Green notes that Romney, a Mormon, has consistently won the Catholic vote in this year’s Republican primaries. That pattern runs counter to speculation that Catholics would focus more on hot-button issues at a time when Catholic bishops are battling the Obama White House over government-mandated contraception coverage.
Romney has denounced the Obama administration’s contraception rule but Santorum has gone further, making social issues a cornerstone of his campaign. Last week, the former Pennsylvania senator said that John F. Kennedy’s 1960 speech in which the then-presidential candidate advocated an absolute separation of church and state nearly made him throw up.
The Catholic vote is one of the largest swing blocs in the country, voting for the winning presidential candidates from both parties in recent elections. But the bloc is so diverse, including many Catholics who differ with church leaders on social issues and many who have drifted from the church, that many religious and political experts dismiss any notion of a “Catholic vote.”
In Ohio, the most contested of the 10 states to cast ballots on Tuesday, Catholics represented one of GOP primary’s main constituencies. Another major bloc, white evangelicals, comprised almost half of the Ohio vote, and broke for Santorum over Romney by 47% to 30%.
One progressive Catholic group made political hay out of Santorum’s weak showing among Ohio Catholics, emailing reporters a statement titled “Santorum campaigns on divisive wedge issues, promptly loses Catholic vote.”

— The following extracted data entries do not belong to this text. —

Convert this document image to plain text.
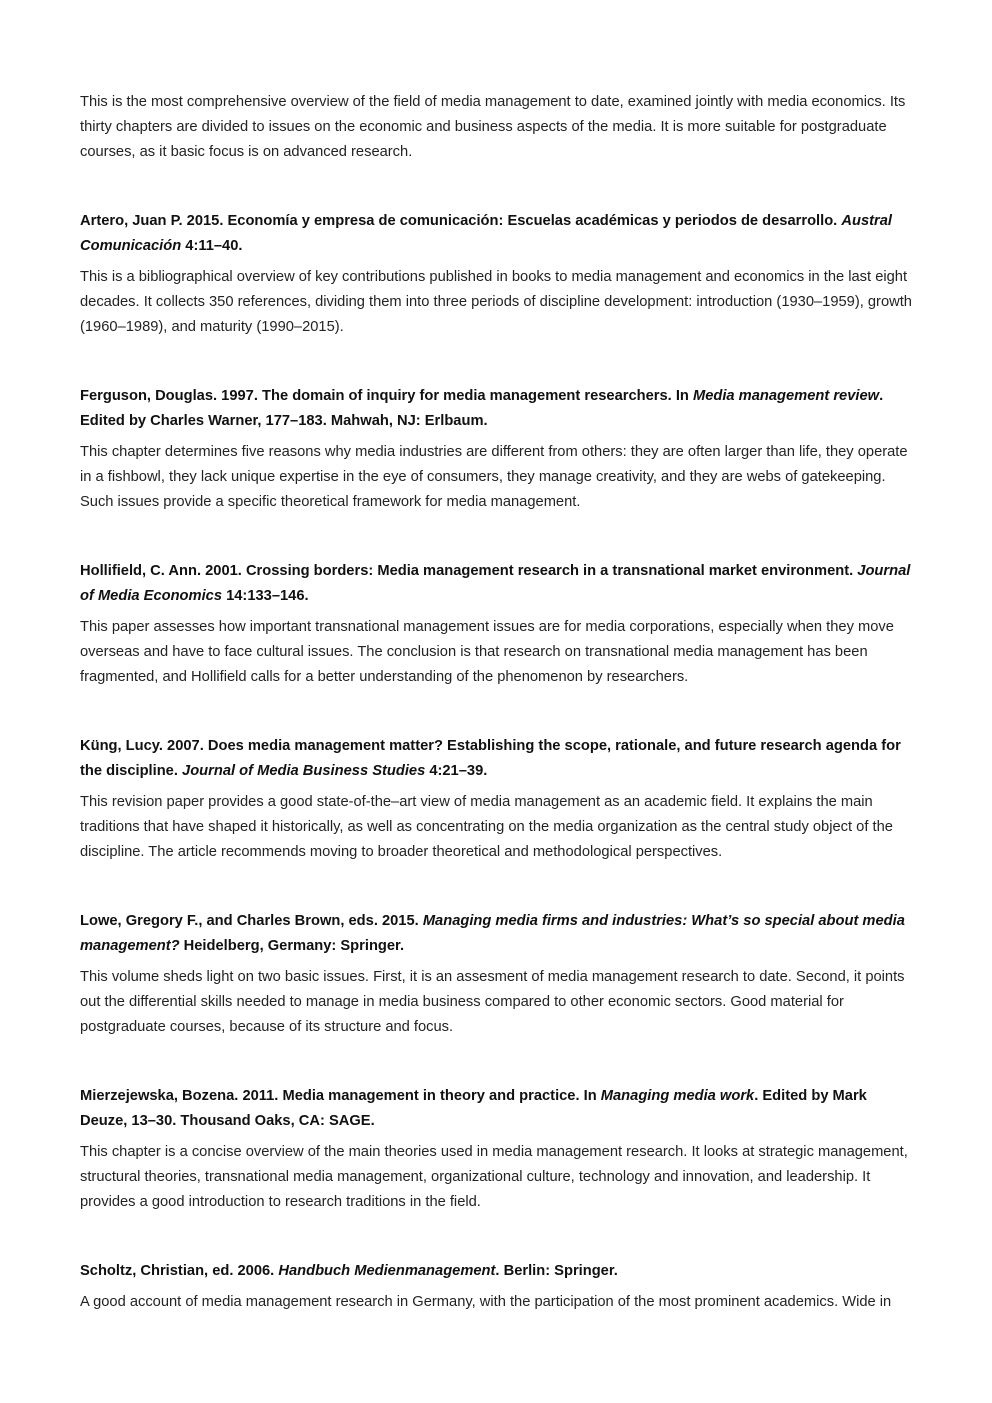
This is the most comprehensive overview of the field of media management to date, examined jointly with media economics. Its thirty chapters are divided to issues on the economic and business aspects of the media. It is more suitable for postgraduate courses, as it basic focus is on advanced research.

Artero, Juan P. 2015. Economía y empresa de comunicación: Escuelas académicas y periodos de desarrollo. Austral Comunicación 4:11–40.

This is a bibliographical overview of key contributions published in books to media management and economics in the last eight decades. It collects 350 references, dividing them into three periods of discipline development: introduction (1930–1959), growth (1960–1989), and maturity (1990–2015).

Ferguson, Douglas. 1997. The domain of inquiry for media management researchers. In Media management review. Edited by Charles Warner, 177–183. Mahwah, NJ: Erlbaum.

This chapter determines five reasons why media industries are different from others: they are often larger than life, they operate in a fishbowl, they lack unique expertise in the eye of consumers, they manage creativity, and they are webs of gatekeeping. Such issues provide a specific theoretical framework for media management.

Hollifield, C. Ann. 2001. Crossing borders: Media management research in a transnational market environment. Journal of Media Economics 14:133–146.

This paper assesses how important transnational management issues are for media corporations, especially when they move overseas and have to face cultural issues. The conclusion is that research on transnational media management has been fragmented, and Hollifield calls for a better understanding of the phenomenon by researchers.

Küng, Lucy. 2007. Does media management matter? Establishing the scope, rationale, and future research agenda for the discipline. Journal of Media Business Studies 4:21–39.

This revision paper provides a good state-of-the–art view of media management as an academic field. It explains the main traditions that have shaped it historically, as well as concentrating on the media organization as the central study object of the discipline. The article recommends moving to broader theoretical and methodological perspectives.

Lowe, Gregory F., and Charles Brown, eds. 2015. Managing media firms and industries: What’s so special about media management? Heidelberg, Germany: Springer.

This volume sheds light on two basic issues. First, it is an assesment of media management research to date. Second, it points out the differential skills needed to manage in media business compared to other economic sectors. Good material for postgraduate courses, because of its structure and focus.

Mierzejewska, Bozena. 2011. Media management in theory and practice. In Managing media work. Edited by Mark Deuze, 13–30. Thousand Oaks, CA: SAGE.

This chapter is a concise overview of the main theories used in media management research. It looks at strategic management, structural theories, transnational media management, organizational culture, technology and innovation, and leadership. It provides a good introduction to research traditions in the field.

Scholtz, Christian, ed. 2006. Handbuch Medienmanagement. Berlin: Springer.

A good account of media management research in Germany, with the participation of the most prominent academics. Wide in
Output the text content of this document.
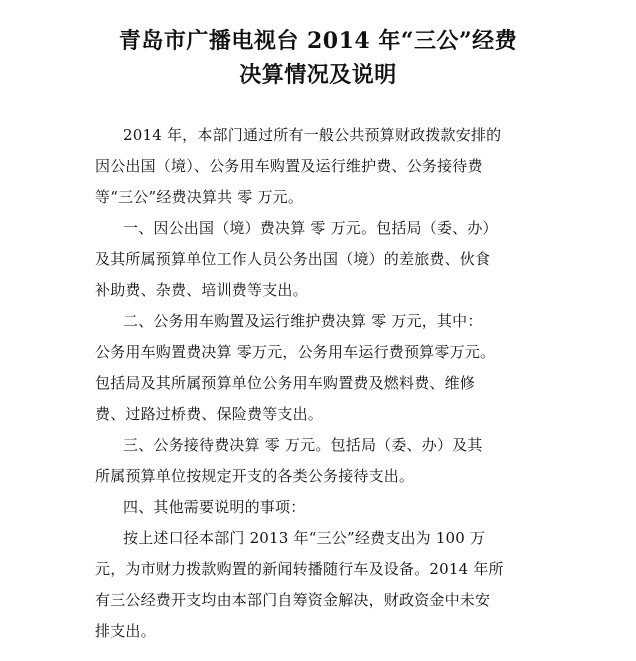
青岛市广播电视台 2014 年“三公”经费
决算情况及说明
2014 年，本部门通过所有一般公共预算财政拨款安排的
因公出国（境）、公务用车购置及运行维护费、公务接待费
等“三公”经费决算共 零 万元。
一、因公出国（境）费决算 零 万元。包括局（委、办）
及其所属预算单位工作人员公务出国（境）的差旅费、伙食
补助费、杂费、培训费等支出。
二、公务用车购置及运行维护费决算 零 万元，其中：
公务用车购置费决算 零万元，公务用车运行费预算零万元。
包括局及其所属预算单位公务用车购置费及燃料费、维修
费、过路过桥费、保险费等支出。
三、公务接待费决算 零 万元。包括局（委、办）及其
所属预算单位按规定开支的各类公务接待支出。
四、其他需要说明的事项：
按上述口径本部门 2013 年“三公”经费支出为 100 万
元，为市财力拨款购置的新闻转播随行车及设备。2014 年所
有三公经费开支均由本部门自筹资金解决，财政资金中未安
排支出。
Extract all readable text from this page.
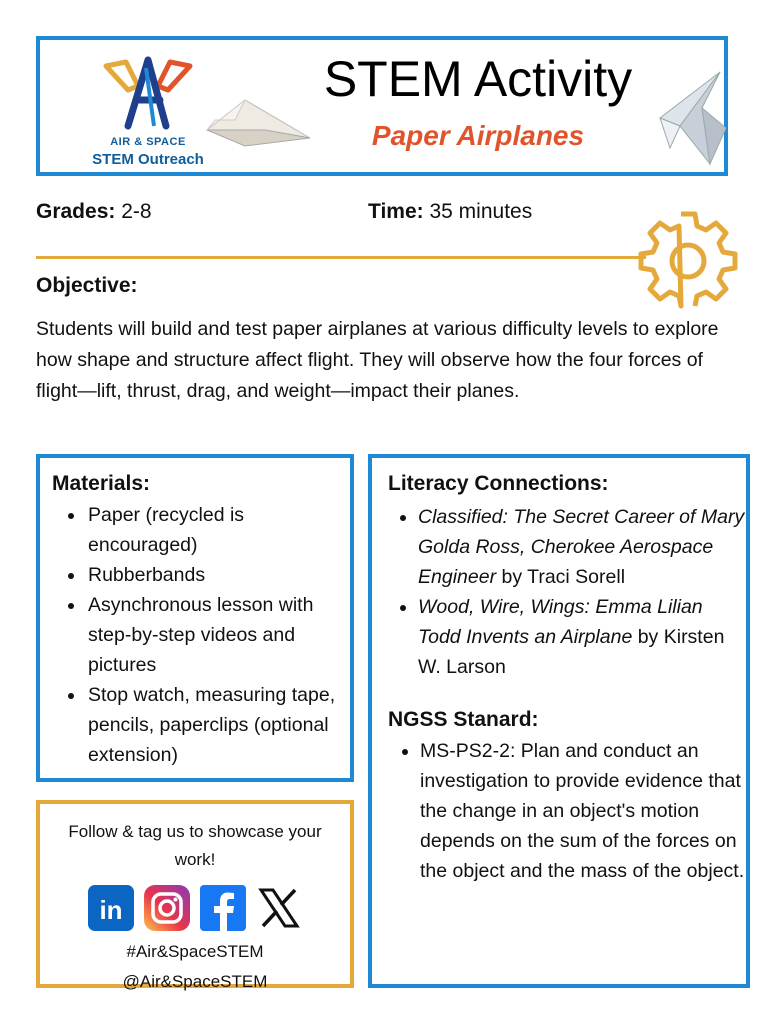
AIR & SPACE
STEM Outreach
STEM Activity
Paper Airplanes
Grades: 2-8	Time: 35 minutes
Objective:
Students will build and test paper airplanes at various difficulty levels to explore how shape and structure affect flight. They will observe how the four forces of flight—lift, thrust, drag, and weight—impact their planes.
Materials:
• Paper (recycled is encouraged)
• Rubberbands
• Asynchronous lesson with step-by-step videos and pictures
• Stop watch, measuring tape, pencils, paperclips (optional extension)
Literacy Connections:
• Classified: The Secret Career of Mary Golda Ross, Cherokee Aerospace Engineer by Traci Sorell
• Wood, Wire, Wings: Emma Lilian Todd Invents an Airplane by Kirsten W. Larson
NGSS Stanard:
• MS-PS2-2: Plan and conduct an investigation to provide evidence that the change in an object's motion depends on the sum of the forces on the object and the mass of the object.
Follow & tag us to showcase your work!
in
#Air&SpaceSTEM
@Air&SpaceSTEM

“Catholic voters care more about economic issues that affect their families than they do about socially divisive wedge issues like contraception,” said James Salt, executive director of Catholics United, in the statement.
“Mainstream Catholics want leaders who can address the moral challenges of our day like income inequality, underwater mortgages and poverty,” Salt continued, “not leaders who perpetuate a never-ending culture war that divides our community.”